Wednesday, June 30, 2010

Lost without Lost

by Lissette Decos


It has become painfully clear that my ever growing list of ailments must be in response to something, but what?

For weeks now I've had headaches, backaches, bouts of acne, a heat sensation on my right toe, no sensation at all on my left toe, loss of appetite, irritability, inability to connect with others, and an uncontrollable desire to slap people who say they hated the final episode of the thought provoking and life fulfilling hours that made up the series Lost.


This last symptom almost got me fired, but thankfully, also made me realize what the problem was. My world is a darker, more oil-slicked place without Lost. It's hard to concentrate. My mind flashes through seasons of finales, and how no matter how explosive or shocking, it always returned. Not this time. I'm like one of those depressing zebras you see on TV after lions have devoured her zebra mate. I keep nudging what's left of the lifeless carcass on the ground hoping it will move. It's just asleep. Wake up Lost. Wake up.

Like all things sacred, pure and perfect, it's not as though I want to change anything about Lost, or even wish that it had continued on for endless seasons. Without pain we cannot experience pleasure. For every Jacob, we have to have a Man in Black, everybody knows that. But I do wish that I could continue to enthusiastically create, discuss and argue Lost theories until the end of my days. Our society appears to have gone internet-dark and can disconnect completely when zebras die because no sooner was it off the air than it was not okay to theorize about Lost.

Add dehydration to my list of ailments because I avoid the water cooler because those losers I call co-workers no longer want to hear my theories.

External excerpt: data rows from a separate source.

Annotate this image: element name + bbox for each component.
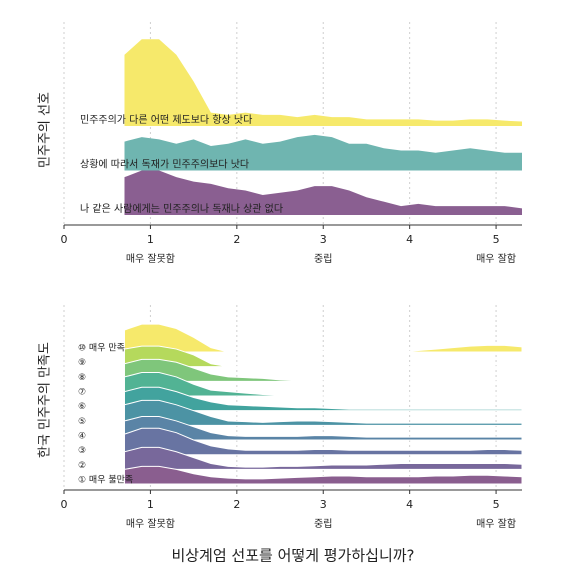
series-label: ⑦	[78, 388, 86, 398]
y-axis-label: 민주주의 선호	[38, 92, 53, 168]
series-label: ① 매우 불만족	[78, 475, 133, 486]
x-tick-label: 4	[406, 233, 413, 246]
series-label: ②	[78, 461, 86, 471]
series-label: ⑨	[78, 358, 86, 368]
series-label: ③	[78, 446, 86, 456]
series-label: ⑤	[78, 417, 86, 427]
x-category-label: 매우 잘함	[476, 518, 516, 530]
x-category-label: 매우 잘못함	[126, 518, 175, 530]
x-axis-label: 비상계엄 선포를 어떻게 평가하십니까?	[171, 547, 414, 565]
x-category-label: 중립	[314, 252, 332, 265]
x-tick-label: 5	[493, 233, 500, 246]
ridge	[123, 323, 523, 353]
x-category-label: 중립	[314, 517, 332, 530]
series-label: 나 같은 사람에게는 민주주의나 독재나 상관 없다	[80, 202, 283, 215]
x-tick-label: 0	[61, 498, 68, 511]
ridge	[124, 39, 522, 126]
series-label: 민주주의가 다른 어떤 제도보다 항상 낫다	[80, 114, 252, 126]
x-tick-label: 1	[147, 498, 154, 511]
ridge	[124, 170, 522, 215]
x-tick-label: 0	[61, 233, 68, 246]
ridge	[123, 465, 523, 485]
ridge	[124, 134, 522, 171]
x-tick-label: 2	[233, 498, 240, 511]
ridge	[123, 446, 523, 470]
ridge	[123, 386, 523, 412]
x-tick-label: 1	[147, 233, 154, 246]
x-tick-label: 4	[406, 498, 413, 511]
series-label: ⑩ 매우 만족	[78, 343, 125, 354]
series-label: ④	[78, 432, 86, 442]
x-tick-label: 5	[493, 498, 500, 511]
series-label: 상황에 따라서 독재가 민주주의보다 낫다	[80, 159, 249, 171]
x-category-label: 매우 잘못함	[126, 253, 175, 265]
series-label: ⑥	[78, 402, 86, 412]
x-tick-label: 3	[320, 498, 327, 511]
series-label: ⑧	[78, 373, 86, 383]
x-tick-label: 3	[320, 233, 327, 246]
x-category-label: 매우 잘함	[476, 253, 516, 265]
y-axis-label: 한국 민주주의 만족도	[38, 342, 53, 458]
x-tick-label: 2	[233, 233, 240, 246]
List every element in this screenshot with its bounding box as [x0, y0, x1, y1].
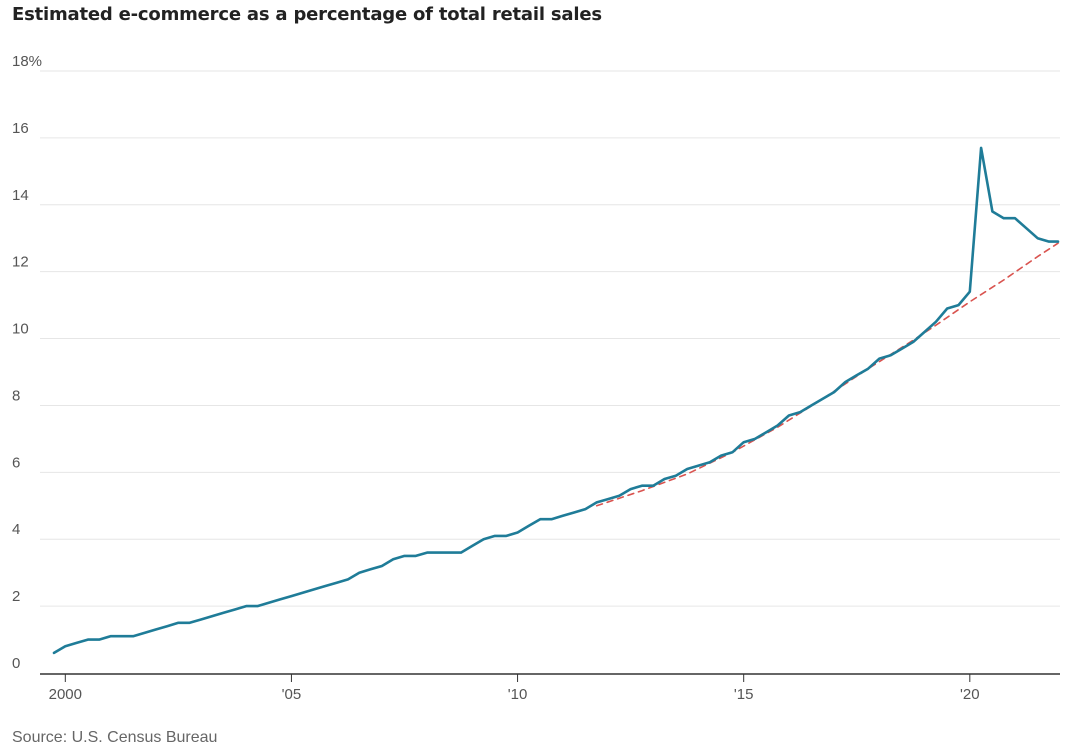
grid-lines	[40, 70, 1060, 607]
trend-line	[595, 242, 1059, 507]
y-axis-ticks: 0 2 4 6 8 10 12 14 16 18%	[12, 53, 42, 672]
series-layer	[52, 146, 1060, 655]
ecommerce-share-line	[52, 146, 1060, 655]
y-tick-label-12: 12	[12, 254, 29, 271]
y-tick-label-2: 2	[12, 588, 20, 605]
chart-source: Source: U.S. Census Bureau	[12, 729, 218, 746]
x-tick-label-2010: '10	[508, 686, 528, 703]
y-tick-label-16: 16	[12, 120, 29, 137]
y-tick-label-10: 10	[12, 321, 29, 338]
x-tick-label-2015: '15	[734, 686, 754, 703]
y-tick-label-8: 8	[12, 387, 20, 404]
y-tick-label-14: 14	[12, 187, 29, 204]
y-tick-label-6: 6	[12, 454, 20, 471]
x-tick-label-2020: '20	[960, 686, 980, 703]
y-tick-label-18: 18%	[12, 53, 42, 70]
x-axis-ticks: 2000 '05 '10 '15 '20	[49, 674, 980, 703]
x-tick-label-2005: '05	[282, 686, 302, 703]
y-tick-label-0: 0	[12, 655, 20, 672]
x-tick-label-2000: 2000	[49, 686, 82, 703]
y-tick-label-4: 4	[12, 521, 20, 538]
chart-title: Estimated e-commerce as a percentage of …	[12, 4, 602, 25]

How can they sleep without knowing why Ben chose to stay in the sideways world of make-believe? What does he feel he has to do before he's ready? Hook up with cleaned-up Frenchie? And add hearing loss to the list of side effects since I misinterpret every question to be "What 3 things would you want on a deserted island?" And so when people ask, “Do you think Obama's doing a good job?” or “What time is it?” I reply: 1) a shirtless Sawyer, 2) a copy of Watership Down (for Sawyer) and 3) Dharma beer (for when Sawyer gets thirsty).

I knew that it would be difficult. The last time I suffered post-traumatic series disorder was when Family Ties came to an end. I was losing Michael J Fox, witty, smart, and yet still sexy... Mallory, oh man. It was hard, like a punch to the stomach. But I was seventeen then. I had my whole life ahead of me. There was college to look forward to, and I was thin without trying.

Add to the list of side effects, "pathetic attempts at keeping Lost alive by referencing it in everyday life." When tasks appear challenging, I'm the only one reassured by focusing on the insurmountable hurdles the Islanders were able to overcome on a weekly basis, "Well, if they can make the island disappear, we can certainly have this presentation done by Friday." When my boss went to get tested for laser eye surgery, she returned disappointed and said, "Sadly, I'm not a candidate." I responded, "Well, the good news is you're also not a candidate to protect the island."


Now, you can add "jobless" to my list of issues. See, I have no initiative without some sort of Dharma Initiative. At least I have more time to make a squirrel baby.